NEFS

ejder1

tasavvufta “nefs” terimi pek çok anlamda kullanılır. hangi anlamda kullanıldığını bağlamına ve yerine göre bizim tespit etmemiz gerekir.

nefs en temel anlamı itibariyle, bizim hayvanlarla ortak yanımız olan biyolojik bedenimizin ürettiği tabiat seviyesindeki düşük bilinçtir. son derece düşük olan bu bilinç, bizim genel bilincimizi de tabiat seviyesine çekmek ister. tabiat seviyesinde işlerin nasıl yürüdüğü hepimizin malumudur. tabiat belgesellerinde izliyoruz.

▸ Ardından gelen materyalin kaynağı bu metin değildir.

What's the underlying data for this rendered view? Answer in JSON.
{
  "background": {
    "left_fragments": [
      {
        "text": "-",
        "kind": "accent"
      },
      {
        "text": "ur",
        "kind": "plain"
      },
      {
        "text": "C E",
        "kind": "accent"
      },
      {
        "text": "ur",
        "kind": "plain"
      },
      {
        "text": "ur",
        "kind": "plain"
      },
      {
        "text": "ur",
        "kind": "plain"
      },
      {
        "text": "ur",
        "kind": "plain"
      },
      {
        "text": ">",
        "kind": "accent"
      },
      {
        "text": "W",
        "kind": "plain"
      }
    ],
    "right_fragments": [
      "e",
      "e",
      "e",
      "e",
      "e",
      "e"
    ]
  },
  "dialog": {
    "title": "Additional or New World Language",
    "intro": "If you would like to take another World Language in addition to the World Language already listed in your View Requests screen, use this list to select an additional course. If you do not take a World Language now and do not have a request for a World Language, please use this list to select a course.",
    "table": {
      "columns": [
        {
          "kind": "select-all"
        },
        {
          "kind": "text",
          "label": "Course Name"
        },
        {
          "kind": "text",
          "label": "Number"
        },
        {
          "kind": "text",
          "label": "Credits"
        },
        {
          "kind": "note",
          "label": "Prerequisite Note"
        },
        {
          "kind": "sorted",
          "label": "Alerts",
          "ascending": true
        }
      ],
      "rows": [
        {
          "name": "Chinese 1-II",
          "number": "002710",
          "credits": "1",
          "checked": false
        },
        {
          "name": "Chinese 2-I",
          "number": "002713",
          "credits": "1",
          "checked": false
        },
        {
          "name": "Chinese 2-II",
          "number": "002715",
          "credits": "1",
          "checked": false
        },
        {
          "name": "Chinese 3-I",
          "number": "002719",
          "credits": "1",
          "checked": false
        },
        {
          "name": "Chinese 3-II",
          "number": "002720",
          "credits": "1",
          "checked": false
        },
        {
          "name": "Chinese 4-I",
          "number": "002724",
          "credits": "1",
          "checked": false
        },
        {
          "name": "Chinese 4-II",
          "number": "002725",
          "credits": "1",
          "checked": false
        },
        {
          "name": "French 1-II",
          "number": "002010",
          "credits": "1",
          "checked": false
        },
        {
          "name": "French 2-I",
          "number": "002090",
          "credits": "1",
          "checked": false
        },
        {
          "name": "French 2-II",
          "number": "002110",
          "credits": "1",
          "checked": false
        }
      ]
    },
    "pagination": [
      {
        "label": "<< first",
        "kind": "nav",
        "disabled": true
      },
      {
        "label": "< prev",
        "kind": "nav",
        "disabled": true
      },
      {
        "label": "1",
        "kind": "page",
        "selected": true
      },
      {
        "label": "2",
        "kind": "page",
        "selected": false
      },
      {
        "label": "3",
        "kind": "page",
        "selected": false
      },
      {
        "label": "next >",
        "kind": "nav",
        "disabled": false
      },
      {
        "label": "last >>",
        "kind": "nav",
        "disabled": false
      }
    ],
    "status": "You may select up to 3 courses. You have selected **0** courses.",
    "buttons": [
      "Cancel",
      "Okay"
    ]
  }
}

memeli ve sürüngen beyinlerimiz veya kısaca altbeynimiz radarıyla sürekli çevre taraması yapar ve şu algoritmayı çalıştırır:

1. ben bunu yer miyim?

2. bu beni yer mi?

3. bu çiftleşmek için eş mi?

sorgunun cevabı birinci madde için evet ise saldır…ikincisi ise kaç…üçüncüsü ise kur yap…

hani şu medeniyet, çağdaşlık vs. adına serbest ilişkileri savunan, “kadın ve erkek arkadaş olabilir, ne var bunda?” diyen şahısların dahi altbeyni bu şekilde çalışıyor. üst beyin yani korteks ne gibi bir aklileştirme yaparsa yapsın…instagramda kendini sergileyen kadın, aslında altbeyin itibariyle tüm çevre erkeklerine sanal bir feromon göndermektedir; içlerinden en üstün genlere sahip olanını seçmek için. bu talebin sosyal hayattaki bazı normlar sebebiyle realize edilip edilmemesi önemli değildir. neticede altbeynin mesajı nettir.

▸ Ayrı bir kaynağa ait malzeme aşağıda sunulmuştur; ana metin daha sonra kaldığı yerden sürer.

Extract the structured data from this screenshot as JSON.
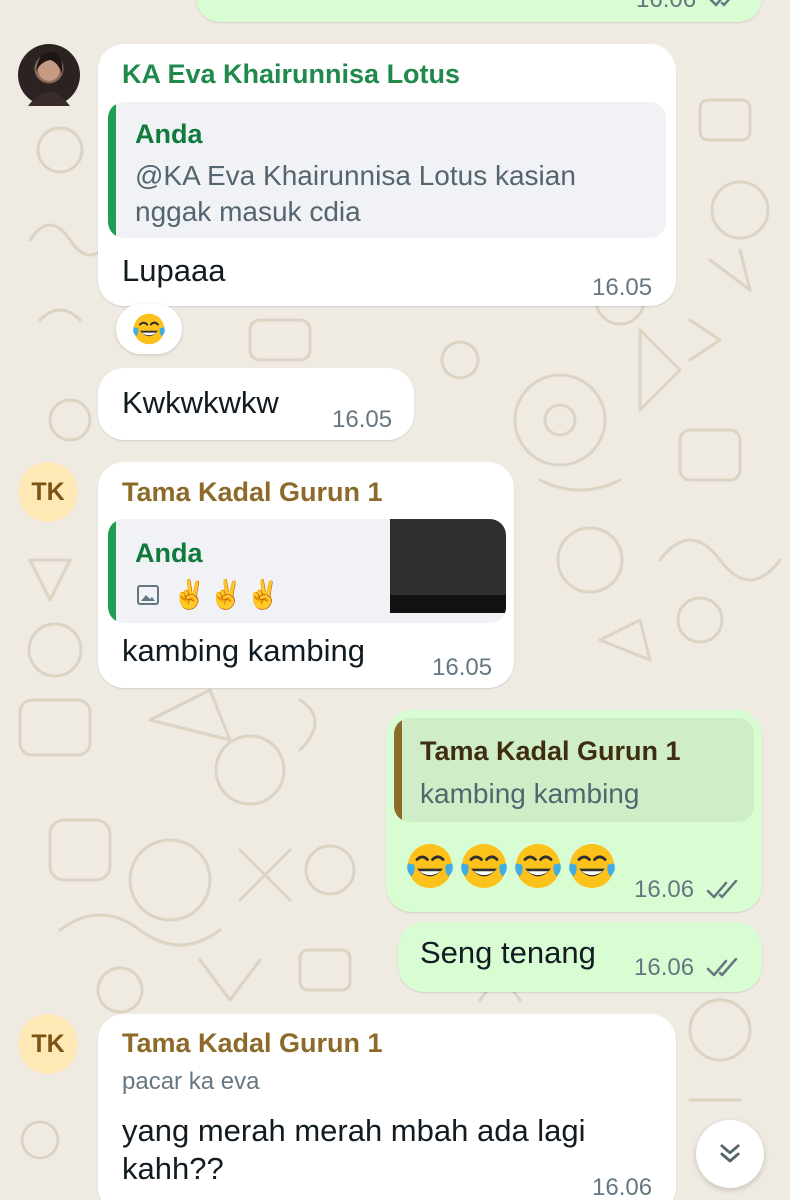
{
  "colors": {
    "background": "#efeae2",
    "incoming_bubble": "#ffffff",
    "outgoing_bubble": "#d9fdd3",
    "sender_eva": "#1f8a4c",
    "sender_tama": "#8c6a2a",
    "quote_you": "#0f7a3c",
    "tick": "#667781"
  },
  "messages": [
    {
      "sender": "KA Eva Khairunnisa Lotus",
      "avatar": "profile-photo",
      "quote": {
        "name": "Anda",
        "text_line1": "@KA Eva Khairunnisa Lotus kasian",
        "text_line2": "nggak masuk cdia"
      },
      "text": "Lupaaa",
      "time": "16.05",
      "reaction": "face-with-tears-of-joy"
    },
    {
      "text": "Kwkwkwkw",
      "time": "16.05"
    },
    {
      "sender": "Tama Kadal Gurun 1",
      "avatar_initials": "TK",
      "quote": {
        "name": "Anda",
        "icon": "image-icon",
        "emojis": "✌️✌️✌️",
        "has_thumbnail": true
      },
      "text": "kambing kambing",
      "time": "16.05"
    },
    {
      "outgoing": true,
      "quote": {
        "name": "Tama Kadal Gurun 1",
        "text": "kambing kambing"
      },
      "emoji_count": 4,
      "time": "16.06",
      "status": "read"
    },
    {
      "outgoing": true,
      "text": "Seng tenang",
      "time": "16.06",
      "status": "read"
    },
    {
      "sender": "Tama Kadal Gurun 1",
      "avatar_initials": "TK",
      "sender_subtitle": "pacar ka eva",
      "text_line1": "yang merah merah mbah ada lagi",
      "text_line2": "kahh??",
      "time": "16.06"
    }
  ],
  "top_partial": {
    "time": "16.06"
  },
  "scroll_button": {
    "icon": "double-chevron-down-icon"
  }
}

bir takım tasavvufi çalışmalarla genel bilincimizi yükseltebiliriz elbette. ancak nefs daimi olarak sözü edilen itkiyi bilincimize zerk etmeye devam edecektir. bu noktada nefsi kontrol altına almamız gerekmektedir. nefsi hizaya sokan ve onun boynunu büken tek uygulama ise açlıktır. açlıktan başka hiçbir şey nefsi durduramaz.

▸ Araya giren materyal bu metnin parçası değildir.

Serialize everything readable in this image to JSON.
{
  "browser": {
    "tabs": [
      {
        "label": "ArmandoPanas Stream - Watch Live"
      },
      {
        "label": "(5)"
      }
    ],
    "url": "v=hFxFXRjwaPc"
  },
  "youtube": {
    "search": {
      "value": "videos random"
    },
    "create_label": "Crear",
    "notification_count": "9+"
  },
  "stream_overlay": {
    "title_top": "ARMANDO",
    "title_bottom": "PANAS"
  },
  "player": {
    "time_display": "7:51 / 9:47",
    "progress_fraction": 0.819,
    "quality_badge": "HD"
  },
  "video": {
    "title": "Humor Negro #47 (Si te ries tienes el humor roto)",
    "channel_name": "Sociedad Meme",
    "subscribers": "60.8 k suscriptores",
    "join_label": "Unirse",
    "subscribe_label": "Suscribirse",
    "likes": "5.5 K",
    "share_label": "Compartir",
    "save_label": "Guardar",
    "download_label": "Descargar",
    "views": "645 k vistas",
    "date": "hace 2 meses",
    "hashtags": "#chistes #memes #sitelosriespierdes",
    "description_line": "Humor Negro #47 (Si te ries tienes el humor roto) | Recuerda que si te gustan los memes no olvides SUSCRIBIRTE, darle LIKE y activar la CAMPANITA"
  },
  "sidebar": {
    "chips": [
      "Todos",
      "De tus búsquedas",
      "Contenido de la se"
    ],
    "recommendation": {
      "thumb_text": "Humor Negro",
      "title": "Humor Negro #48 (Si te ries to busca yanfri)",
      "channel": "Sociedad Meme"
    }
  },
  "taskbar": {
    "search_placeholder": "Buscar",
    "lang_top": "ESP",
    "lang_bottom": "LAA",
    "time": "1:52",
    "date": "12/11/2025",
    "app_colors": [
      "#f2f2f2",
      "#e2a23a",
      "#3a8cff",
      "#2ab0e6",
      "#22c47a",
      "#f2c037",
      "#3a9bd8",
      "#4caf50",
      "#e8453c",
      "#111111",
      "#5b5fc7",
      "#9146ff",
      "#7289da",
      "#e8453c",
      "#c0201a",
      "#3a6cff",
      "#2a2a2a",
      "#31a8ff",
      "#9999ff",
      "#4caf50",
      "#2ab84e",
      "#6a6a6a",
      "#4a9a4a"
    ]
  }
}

açlıkta iki mertebe vardır:

1. müminler mertebesi: günde iki öğünle yetinmektir. bundan fazlası ifrattır ve nefsi azdırır.

2. havas mertebesi: günde tek öğün ile yetinmektir. bu mertebe bizim haddimiz değildir. yalnızca yüksek marifet ehline özgüdür.

klasik tasavvuf ehlinin riyazet adı altında uyguladıkları çok sert açlık rejimleri vardır ki, aslında nefsin terbiyesine çok fazla katkıda bulunmaz. imam-ı rabbani hazretleri, yemede ölçülü olmanın nefse çok daha zor geldiğini ve bu nedenle terbiye edici etkisinin riyazetlerden daha fazla olduğunu belirtmiştir. (kontrolsüz yemek ifrat; sert riyazet rejimleri tefrit; ölçülü yemek ise orta yol ve istikamet çizgisidir. nefs her zaman ifrat ve tefritlerden hoşlanır. onu vuran ölçülü olmak ve orta yoldur)

sonuç: yemede ölçüye riayet etmeyen kişi, nefsin etkisiyle firavunlaşır. yemede ölçüye riayet etmediğimiz müddetçe, farkında olmasak bile, hepimiz kendi derecemize göre birer firavun kesiliriz.